La nouvelle lui fit l'effet d'une bombe. La chaise pouvait être en fer, elle lui paraissait soudainement en coton, impossible de le retenir. Il tombait des nues, et la nausée se transformait en retournement entier de l’estomac. D’un coup, la seule chose qui lui comptait, c’était cette tâche qui était presque intégralement nettoyée. Amélia, elle, était en face attendant la moindre réaction. Elle serrait si fort les mouchoirs dans sa main, aux bords des larmes. 

​

Ce jour-là, pour tout le restant de la journée jusqu’au coucher du soleil où il s’endormirait dans sa cellule, il le regretterait, mais il ne su dire que deux mots : « Vas t-en. » 
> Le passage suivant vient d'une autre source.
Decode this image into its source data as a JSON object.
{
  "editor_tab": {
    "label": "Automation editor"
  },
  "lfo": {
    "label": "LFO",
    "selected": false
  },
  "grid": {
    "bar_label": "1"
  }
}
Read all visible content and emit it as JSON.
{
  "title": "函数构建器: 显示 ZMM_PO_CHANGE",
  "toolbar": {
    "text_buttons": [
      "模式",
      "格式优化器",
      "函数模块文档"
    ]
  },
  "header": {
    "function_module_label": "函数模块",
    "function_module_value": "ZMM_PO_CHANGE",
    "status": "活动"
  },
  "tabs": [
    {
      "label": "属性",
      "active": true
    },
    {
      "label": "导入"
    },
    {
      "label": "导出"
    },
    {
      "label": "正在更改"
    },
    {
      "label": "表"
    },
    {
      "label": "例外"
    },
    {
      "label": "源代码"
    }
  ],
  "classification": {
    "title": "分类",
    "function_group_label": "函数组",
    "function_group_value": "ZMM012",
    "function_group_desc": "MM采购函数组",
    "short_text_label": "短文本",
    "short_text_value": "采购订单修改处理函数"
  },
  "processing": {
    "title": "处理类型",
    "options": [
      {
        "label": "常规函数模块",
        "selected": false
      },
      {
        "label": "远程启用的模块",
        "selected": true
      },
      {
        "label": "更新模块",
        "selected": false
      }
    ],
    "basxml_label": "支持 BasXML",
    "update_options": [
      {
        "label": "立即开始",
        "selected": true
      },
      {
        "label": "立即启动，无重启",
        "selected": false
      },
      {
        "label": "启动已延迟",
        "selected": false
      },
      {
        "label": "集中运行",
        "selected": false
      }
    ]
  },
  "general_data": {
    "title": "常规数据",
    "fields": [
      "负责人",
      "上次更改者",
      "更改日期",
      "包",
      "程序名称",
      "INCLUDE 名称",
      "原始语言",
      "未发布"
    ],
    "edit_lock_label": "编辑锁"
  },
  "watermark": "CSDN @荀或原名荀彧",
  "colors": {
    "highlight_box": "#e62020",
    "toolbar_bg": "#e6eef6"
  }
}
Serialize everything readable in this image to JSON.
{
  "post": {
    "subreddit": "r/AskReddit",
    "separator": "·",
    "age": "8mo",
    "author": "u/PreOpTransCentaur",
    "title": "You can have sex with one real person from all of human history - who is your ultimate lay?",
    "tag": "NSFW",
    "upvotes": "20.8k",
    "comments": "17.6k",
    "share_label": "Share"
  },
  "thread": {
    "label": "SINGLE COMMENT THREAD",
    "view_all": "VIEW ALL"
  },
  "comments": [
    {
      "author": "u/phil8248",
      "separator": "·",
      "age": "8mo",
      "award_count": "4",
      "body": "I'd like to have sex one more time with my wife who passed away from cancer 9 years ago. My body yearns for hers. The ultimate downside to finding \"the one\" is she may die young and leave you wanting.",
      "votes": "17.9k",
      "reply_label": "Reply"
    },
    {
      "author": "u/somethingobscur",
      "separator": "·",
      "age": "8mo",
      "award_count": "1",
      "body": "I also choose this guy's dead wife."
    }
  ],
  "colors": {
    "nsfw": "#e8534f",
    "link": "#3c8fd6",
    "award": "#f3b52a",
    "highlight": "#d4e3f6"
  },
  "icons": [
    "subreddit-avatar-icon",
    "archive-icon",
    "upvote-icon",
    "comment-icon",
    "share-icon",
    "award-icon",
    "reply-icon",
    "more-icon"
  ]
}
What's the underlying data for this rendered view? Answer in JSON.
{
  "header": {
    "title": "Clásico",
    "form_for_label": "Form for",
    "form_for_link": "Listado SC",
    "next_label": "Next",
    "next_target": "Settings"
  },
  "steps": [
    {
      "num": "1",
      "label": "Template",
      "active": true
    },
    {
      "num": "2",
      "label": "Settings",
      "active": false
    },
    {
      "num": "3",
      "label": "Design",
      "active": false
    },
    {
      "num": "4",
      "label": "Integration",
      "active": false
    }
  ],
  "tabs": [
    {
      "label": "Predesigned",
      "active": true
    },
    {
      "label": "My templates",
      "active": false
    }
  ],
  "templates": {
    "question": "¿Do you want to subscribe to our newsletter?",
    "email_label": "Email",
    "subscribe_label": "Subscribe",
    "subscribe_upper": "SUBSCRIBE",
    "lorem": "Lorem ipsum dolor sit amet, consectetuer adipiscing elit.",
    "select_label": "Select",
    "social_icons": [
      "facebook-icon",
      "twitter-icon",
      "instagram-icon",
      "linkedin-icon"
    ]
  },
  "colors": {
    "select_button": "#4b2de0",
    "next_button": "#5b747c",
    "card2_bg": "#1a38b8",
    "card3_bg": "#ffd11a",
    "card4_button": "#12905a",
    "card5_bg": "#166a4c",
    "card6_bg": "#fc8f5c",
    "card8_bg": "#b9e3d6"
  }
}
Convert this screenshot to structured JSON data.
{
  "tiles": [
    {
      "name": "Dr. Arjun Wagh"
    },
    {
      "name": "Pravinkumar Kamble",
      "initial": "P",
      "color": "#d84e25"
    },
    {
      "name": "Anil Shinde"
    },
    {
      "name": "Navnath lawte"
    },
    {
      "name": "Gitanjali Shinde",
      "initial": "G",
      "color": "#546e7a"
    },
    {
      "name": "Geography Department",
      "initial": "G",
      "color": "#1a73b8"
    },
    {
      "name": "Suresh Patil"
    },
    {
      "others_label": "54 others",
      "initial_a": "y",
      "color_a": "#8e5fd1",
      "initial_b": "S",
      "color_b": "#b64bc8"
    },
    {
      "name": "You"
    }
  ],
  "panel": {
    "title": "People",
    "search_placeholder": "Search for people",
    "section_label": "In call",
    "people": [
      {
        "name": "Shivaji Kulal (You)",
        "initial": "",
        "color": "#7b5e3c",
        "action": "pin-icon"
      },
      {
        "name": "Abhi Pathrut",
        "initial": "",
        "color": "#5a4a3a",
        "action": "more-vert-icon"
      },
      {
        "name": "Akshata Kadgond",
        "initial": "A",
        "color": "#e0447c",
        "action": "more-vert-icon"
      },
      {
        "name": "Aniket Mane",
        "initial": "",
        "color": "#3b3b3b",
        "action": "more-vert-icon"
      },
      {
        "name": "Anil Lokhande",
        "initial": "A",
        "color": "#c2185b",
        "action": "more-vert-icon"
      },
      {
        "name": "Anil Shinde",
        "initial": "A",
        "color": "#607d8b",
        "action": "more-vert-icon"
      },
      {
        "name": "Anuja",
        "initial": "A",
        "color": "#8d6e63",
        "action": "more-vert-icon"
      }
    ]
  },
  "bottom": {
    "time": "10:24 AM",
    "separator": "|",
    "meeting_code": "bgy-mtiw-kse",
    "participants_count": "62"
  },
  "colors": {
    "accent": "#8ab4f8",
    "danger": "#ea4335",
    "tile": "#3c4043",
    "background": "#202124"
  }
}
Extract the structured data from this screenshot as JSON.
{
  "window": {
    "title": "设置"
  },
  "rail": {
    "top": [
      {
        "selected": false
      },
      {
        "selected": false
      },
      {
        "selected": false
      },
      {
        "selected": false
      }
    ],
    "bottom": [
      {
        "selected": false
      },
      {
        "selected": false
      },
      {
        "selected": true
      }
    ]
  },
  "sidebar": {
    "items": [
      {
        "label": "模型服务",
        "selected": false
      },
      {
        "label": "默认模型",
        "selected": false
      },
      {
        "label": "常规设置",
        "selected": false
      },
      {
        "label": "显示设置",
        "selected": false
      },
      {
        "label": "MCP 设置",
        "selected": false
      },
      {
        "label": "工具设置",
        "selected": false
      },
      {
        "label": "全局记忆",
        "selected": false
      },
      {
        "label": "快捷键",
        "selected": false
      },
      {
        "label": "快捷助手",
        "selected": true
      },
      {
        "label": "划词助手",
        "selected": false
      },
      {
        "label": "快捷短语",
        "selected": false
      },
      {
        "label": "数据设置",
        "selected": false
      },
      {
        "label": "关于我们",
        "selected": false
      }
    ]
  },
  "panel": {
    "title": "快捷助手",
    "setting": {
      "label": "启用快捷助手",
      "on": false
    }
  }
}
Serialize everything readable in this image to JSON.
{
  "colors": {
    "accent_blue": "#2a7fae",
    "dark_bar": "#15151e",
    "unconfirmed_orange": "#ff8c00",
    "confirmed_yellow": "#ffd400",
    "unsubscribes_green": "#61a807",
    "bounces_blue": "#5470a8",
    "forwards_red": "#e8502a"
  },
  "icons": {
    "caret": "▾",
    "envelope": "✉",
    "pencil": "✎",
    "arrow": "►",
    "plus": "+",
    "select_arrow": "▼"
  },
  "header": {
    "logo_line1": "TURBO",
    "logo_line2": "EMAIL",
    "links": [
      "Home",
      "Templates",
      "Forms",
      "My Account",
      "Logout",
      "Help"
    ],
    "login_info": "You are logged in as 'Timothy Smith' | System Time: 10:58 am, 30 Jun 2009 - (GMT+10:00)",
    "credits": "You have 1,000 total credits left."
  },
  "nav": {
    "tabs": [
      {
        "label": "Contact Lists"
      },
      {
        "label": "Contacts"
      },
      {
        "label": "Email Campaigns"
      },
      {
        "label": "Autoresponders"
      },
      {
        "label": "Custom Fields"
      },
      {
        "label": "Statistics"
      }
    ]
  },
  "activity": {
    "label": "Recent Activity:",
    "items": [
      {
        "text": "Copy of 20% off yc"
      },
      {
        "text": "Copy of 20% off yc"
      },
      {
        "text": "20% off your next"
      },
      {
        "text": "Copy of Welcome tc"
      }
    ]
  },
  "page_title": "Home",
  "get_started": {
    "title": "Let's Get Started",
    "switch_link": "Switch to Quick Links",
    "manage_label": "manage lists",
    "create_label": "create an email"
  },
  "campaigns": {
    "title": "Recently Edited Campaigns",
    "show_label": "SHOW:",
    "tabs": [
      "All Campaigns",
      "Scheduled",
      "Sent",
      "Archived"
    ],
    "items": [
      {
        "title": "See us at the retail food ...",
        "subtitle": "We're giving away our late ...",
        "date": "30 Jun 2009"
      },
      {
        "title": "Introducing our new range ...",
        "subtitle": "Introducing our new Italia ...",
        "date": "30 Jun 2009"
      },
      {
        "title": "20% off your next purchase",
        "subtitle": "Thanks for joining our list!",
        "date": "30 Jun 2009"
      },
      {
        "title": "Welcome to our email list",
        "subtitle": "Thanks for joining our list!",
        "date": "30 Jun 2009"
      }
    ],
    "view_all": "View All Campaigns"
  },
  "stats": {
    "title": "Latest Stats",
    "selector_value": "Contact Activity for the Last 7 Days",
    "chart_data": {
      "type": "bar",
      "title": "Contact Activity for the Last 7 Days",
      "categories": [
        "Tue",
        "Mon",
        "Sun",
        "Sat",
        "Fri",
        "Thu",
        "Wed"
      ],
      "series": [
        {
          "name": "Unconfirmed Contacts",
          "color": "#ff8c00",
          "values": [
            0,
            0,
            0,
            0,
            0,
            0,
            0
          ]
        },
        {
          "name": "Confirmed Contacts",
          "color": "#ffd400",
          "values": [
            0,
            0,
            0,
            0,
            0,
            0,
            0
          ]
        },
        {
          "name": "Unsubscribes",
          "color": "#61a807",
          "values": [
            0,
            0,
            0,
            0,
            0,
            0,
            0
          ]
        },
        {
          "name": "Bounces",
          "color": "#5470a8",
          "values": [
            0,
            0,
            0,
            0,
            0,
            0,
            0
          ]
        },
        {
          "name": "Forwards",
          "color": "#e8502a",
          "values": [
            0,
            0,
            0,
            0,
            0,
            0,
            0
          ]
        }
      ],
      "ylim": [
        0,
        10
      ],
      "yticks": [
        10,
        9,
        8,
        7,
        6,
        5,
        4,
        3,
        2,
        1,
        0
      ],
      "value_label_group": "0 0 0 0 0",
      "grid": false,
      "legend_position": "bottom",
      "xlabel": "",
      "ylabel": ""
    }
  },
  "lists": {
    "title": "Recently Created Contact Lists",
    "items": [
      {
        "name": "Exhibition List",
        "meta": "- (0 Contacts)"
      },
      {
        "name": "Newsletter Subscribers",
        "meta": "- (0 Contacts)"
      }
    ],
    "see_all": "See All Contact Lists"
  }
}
Le détenu a le droit de maintenir des liens avec ses proches. 

 

Il existe trois lieux de rencontres dans l’établissement pénitentiaire entre un détenu et des proches. 

 

Le parloir, une salle sous la surveillance directe du personnel pénitentiaire. Les rencontres durent entre 30 minutes et 1 heure, maximum.

 

Le salon familial permet à un détenu de passer une demie-journée de six heures avec des proches, sans la présence du personnel pénitentiaire. Ce sont des pièces d’une dizaine de mètres carrés. Tous les établissements pénitentiaires n’en sont pas équipés. 

 

Une Unité de Vie Familiale (UVF) est un appartement meublé (F2) où le détenu peut passer un temps avec ses proches, jusqu’à 72 heures. Le personnel pénitentiaire n’est pas présent durant cette période. L’UVF est présent dans l’enceinte de l’établissement mais en dehors du lieu de détention. Seulement 26 bâtiments en 2015 en sont équipés. 

16ème année d’incarcération. Hiver.

​

Plus le temps passait, plus les douleurs se faisaient cicatrices. Franck s’était lentement impliqué dans la vie de la prison. Il ne voulait toutefois pas de travail au sein de celle-ci, malgré le souhait de l’Administration Pénitentiaire. Il se rendait compte, au fil des ans, qu’il évoluait : dans les premières années, il n’avait qu’une seule envie. Sortir de détention, arriver en fin de peine. Ce qui l’effrayait au départ, c’était de devoir s’intégrer à un autre système social, ce microcosme carcéral. D’autres logiques, d’autres interactions, et surtout d’autres personnes. Et c’est ce qui l’étonnait. Plus le temps passait, plus il s’intégrait doucement à la micro-société. Dorénavant, il n’avait plus de famille, de proches ou de métier qui l’attendaient dehors. À quoi cela servait-il de garder le moral ? 

 

S’il se sentait de plus en plus à l’aise dans ce milieu, il commençait à dissimuler au fond de lui une grande peur : celle de la sortie. Celle du retour à l’air libre. Il commençait doucement à se demander de quel côté était la prison pour lui. L’absurdité n’était plus son mot favori. Il n’en avait plus. 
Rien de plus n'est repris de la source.